Many doctors don't expect new guidelines to affect how often they screen men for prostate cancer, results of a new survey suggest.
Last fall, the U.S. Preventive Services Task Force (USPSTF) issued a draft of new prostate cancer screening guidelines, which recommend against routine prostate specific antigen (PSA) testing in average-risk men.
The federally-funded panel concluded there was "moderate certainty" that the harms of routine screening -- such as exposing men to more invasive tests and treatment that many might not need -- outweigh the benefits of catching some cancers early.
"It was quite a controversial decision, as some of the trials have led to differing positions," said Dr. Craig Pollack from the Johns Hopkins University School of Medicine in Baltimore, who worked on the new study.
That may be why only about half of all doctors and nurse practitioners his team surveyed agreed with the draft guidelines, Pollack said. And even among those in agreement, not all said they would significantly cut back on routine screening of healthy men because of the guidelines.
Still, the new recommendation may lead to more change than the USPSTF's 2008 guidelines against screening elderly men with PSA tests -- which another new study suggests did little to affect practice.
In the survey, "I was surprised that many clinicians did not expect the draft recommendations would affect their decision making, and there were many other barriers" to cutting back on screening, Pollack told Reuters Health.
That included doctors and nurses who said men expected to have a PSA test when they came into the office, as well as those who were afraid of getting sued if they didn't do the tests and a patient was later diagnosed with cancer.
All survey responders were from community sites affiliated with Johns Hopkins in Maryland, so it's unclear if their feelings reflect how doctors around the country feel about PSA testing, the researchers said.
Out of 124 doctors and nurse practitioners who filled out the study survey, half said they agreed or strongly agreed with the new draft recommendations against routine prostate cancer screening. Thirty-six percent disagreed or strongly disagreed, while the rest didn't have a strong opinion one way or the other.
Only a couple of clinicians said they would no longer offer PSA testing because of the USPSTF draft guidelines.
Among those who agreed with the recommendations, just over 40 percent said they wouldn't offer routine screening or would be much less likely to screen as a result of them, according to findings published in the Archives of Internal Medicine.
Challenging conventional wisdom
Researchers agreed convincing both doctors and patients that screening isn't always the way to go is a challenging next step.
"There's probably a very small benefit (to PSA testing) at best, and we know there's harm, but conventional wisdom is: early detection is always best," said Robert Volk, a professor of internal medicine who has studied prostate cancer screening at the M.D. Anderson Cancer Center in Houston.
"Physicians are concerned about patients' expectations.

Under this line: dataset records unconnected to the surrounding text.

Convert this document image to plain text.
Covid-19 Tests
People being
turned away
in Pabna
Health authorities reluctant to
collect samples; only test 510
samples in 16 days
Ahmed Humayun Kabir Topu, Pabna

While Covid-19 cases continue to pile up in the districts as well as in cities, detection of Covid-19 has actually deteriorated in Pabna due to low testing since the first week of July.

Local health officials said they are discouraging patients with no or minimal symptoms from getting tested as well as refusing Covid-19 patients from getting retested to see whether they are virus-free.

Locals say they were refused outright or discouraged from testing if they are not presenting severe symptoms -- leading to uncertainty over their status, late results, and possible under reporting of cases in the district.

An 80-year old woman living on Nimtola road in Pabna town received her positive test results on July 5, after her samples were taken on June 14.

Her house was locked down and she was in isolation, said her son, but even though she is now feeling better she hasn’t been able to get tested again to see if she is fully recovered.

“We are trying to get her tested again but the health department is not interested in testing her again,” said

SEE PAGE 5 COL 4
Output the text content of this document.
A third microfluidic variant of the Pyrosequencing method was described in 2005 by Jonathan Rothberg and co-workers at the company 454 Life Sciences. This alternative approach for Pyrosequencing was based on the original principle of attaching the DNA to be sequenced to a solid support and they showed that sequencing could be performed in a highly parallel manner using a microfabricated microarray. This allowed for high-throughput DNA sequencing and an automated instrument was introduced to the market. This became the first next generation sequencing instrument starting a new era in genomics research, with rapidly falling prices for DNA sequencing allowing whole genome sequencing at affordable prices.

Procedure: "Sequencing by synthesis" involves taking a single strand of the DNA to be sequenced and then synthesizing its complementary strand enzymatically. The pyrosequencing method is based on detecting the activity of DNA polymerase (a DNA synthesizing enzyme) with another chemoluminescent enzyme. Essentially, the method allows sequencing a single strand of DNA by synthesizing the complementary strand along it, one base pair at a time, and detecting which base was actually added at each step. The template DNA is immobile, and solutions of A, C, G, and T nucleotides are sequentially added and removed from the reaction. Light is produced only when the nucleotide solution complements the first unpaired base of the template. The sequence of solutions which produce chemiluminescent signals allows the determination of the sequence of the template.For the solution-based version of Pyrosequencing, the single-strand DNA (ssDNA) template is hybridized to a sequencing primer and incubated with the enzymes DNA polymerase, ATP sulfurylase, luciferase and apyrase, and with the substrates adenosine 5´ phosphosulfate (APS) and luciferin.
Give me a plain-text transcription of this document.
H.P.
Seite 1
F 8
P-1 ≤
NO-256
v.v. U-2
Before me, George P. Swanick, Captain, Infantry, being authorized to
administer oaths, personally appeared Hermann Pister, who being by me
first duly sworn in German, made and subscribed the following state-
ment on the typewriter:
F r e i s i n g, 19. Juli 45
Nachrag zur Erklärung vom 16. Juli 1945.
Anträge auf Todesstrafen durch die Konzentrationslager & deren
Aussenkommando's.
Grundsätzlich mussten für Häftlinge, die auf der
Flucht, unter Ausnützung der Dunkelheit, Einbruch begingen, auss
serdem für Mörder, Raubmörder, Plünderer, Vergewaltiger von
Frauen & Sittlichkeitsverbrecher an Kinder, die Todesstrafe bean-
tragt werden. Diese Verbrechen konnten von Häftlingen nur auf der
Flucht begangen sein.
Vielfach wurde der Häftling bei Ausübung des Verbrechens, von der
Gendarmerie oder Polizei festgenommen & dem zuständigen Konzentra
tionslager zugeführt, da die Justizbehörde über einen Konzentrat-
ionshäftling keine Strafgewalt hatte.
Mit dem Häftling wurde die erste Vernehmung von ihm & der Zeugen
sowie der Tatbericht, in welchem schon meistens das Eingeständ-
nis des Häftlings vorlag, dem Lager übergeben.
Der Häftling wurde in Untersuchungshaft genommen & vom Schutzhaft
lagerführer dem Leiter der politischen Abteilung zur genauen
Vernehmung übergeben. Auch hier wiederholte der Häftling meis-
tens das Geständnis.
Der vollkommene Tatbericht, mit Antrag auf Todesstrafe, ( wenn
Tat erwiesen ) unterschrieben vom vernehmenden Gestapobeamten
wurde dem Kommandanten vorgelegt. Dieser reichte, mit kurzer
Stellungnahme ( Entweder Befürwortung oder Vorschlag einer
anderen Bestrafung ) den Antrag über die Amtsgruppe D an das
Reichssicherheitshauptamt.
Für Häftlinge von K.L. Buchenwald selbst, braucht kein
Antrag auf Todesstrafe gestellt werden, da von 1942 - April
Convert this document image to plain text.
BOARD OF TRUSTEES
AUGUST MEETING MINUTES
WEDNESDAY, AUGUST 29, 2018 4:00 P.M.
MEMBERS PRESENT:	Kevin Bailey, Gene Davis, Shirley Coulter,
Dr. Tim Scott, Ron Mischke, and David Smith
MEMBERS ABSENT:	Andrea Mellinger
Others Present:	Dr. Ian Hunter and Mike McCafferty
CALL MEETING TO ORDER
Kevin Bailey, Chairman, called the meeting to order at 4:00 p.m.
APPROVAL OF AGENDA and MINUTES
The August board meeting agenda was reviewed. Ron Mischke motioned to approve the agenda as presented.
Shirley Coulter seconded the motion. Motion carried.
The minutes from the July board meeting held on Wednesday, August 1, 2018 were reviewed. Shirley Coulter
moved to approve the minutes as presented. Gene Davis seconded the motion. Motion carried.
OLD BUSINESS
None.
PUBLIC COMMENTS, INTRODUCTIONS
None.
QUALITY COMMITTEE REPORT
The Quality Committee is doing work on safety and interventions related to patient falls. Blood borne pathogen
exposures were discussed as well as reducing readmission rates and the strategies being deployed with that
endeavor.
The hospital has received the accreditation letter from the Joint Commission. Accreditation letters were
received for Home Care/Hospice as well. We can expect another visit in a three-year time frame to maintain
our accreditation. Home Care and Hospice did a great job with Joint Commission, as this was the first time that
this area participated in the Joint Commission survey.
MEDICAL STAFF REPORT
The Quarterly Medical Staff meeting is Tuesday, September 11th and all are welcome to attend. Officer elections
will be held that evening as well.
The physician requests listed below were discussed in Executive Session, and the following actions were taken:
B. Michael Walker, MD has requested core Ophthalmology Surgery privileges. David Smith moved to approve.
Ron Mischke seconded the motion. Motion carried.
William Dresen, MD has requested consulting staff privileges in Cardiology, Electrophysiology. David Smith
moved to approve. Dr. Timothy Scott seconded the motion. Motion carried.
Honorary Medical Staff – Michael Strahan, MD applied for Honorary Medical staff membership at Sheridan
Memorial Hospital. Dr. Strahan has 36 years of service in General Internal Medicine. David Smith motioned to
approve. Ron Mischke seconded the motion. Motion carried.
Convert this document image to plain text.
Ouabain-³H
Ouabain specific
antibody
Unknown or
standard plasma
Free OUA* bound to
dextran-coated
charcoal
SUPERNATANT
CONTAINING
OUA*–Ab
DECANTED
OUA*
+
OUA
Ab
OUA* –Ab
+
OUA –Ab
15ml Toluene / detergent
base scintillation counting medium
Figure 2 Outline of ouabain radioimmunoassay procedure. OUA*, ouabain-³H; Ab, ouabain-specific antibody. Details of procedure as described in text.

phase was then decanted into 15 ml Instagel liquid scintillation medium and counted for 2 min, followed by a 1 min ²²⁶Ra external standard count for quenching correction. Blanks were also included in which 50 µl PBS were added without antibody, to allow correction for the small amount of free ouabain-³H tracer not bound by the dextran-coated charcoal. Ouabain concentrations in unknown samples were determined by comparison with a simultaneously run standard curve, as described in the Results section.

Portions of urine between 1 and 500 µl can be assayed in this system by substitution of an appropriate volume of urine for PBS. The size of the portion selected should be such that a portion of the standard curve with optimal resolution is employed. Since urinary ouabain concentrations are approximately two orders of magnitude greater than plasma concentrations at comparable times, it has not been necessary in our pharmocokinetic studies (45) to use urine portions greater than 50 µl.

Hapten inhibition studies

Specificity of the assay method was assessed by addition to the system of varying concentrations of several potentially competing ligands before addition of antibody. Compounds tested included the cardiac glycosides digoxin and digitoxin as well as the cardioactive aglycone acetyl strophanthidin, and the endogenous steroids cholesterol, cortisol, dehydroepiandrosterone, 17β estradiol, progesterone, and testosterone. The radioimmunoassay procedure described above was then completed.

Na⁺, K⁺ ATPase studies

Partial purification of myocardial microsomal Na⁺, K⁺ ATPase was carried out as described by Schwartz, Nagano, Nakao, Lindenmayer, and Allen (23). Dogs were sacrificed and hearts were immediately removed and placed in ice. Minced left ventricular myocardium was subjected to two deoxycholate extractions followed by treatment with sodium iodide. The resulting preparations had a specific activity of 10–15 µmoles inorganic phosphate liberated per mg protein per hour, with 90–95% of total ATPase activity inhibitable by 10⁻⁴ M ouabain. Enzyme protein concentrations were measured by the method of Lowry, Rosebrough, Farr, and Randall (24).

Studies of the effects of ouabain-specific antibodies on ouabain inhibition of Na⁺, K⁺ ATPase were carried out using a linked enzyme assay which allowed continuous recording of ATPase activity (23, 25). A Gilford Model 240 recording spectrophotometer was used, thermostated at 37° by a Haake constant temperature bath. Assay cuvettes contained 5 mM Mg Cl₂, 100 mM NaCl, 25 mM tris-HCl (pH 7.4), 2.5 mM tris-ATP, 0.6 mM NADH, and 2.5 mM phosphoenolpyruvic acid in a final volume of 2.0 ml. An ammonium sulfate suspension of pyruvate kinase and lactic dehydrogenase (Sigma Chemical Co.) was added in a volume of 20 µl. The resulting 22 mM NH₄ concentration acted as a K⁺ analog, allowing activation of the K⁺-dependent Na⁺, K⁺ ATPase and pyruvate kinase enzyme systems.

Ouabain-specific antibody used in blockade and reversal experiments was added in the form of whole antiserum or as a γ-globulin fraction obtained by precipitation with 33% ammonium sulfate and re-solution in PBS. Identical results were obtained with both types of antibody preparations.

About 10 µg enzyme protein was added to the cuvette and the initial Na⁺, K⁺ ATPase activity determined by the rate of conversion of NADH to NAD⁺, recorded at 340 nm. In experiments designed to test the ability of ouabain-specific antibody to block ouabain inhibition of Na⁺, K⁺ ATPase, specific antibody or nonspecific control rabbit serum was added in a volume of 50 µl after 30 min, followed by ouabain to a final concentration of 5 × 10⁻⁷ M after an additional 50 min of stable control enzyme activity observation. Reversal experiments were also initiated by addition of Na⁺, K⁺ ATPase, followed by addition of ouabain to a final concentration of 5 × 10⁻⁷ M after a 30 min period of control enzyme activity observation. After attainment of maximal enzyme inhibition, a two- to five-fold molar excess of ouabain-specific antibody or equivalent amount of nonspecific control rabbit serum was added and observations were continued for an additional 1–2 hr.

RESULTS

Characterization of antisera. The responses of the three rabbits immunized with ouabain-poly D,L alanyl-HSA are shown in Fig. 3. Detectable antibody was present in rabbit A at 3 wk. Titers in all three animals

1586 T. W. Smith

Patients typically want to be screened," Volk, who wasn't involved in the new study, told Reuters Health.
The fact that there's still some resistance to changing screening practices isn't surprising, said Dr. Michael LeFevre, co-chair of the USPSTF -- which also created a stir when it published guidelines recommending breast cancer screening starting at age 50, rather than 40 like some other organizations.
"We don't necessarily expect a dramatic turnaround in the way this test is being used," he told Reuters Health. "Change is not easy."
In another recent research letter, published Tuesday in the Journal of the American Medical Association, researchers found that 2008 guidelines from the USPSTF calling for no routine screening in men age 75 and up had led to little change.
Both before and after that guideline was released, 43 to 44 percent of older men surveyed said they'd had a PSA test recently, Dr. Sandip Prasad of the University of Chicago Medical Center and colleagues reported.
Videos or booklets that inform men about the potential benefits and harms of prostate cancer screening could help challenge the conventional screening wisdom and also protect doctors against being sued -- which is a very real concern given past cases, Volk said.
Pollack said adding screening-related alerts into electronic medical records -- which would inform doctors about the guidelines when they order a PSA test -- could also help guide doctors and patients in the right direction.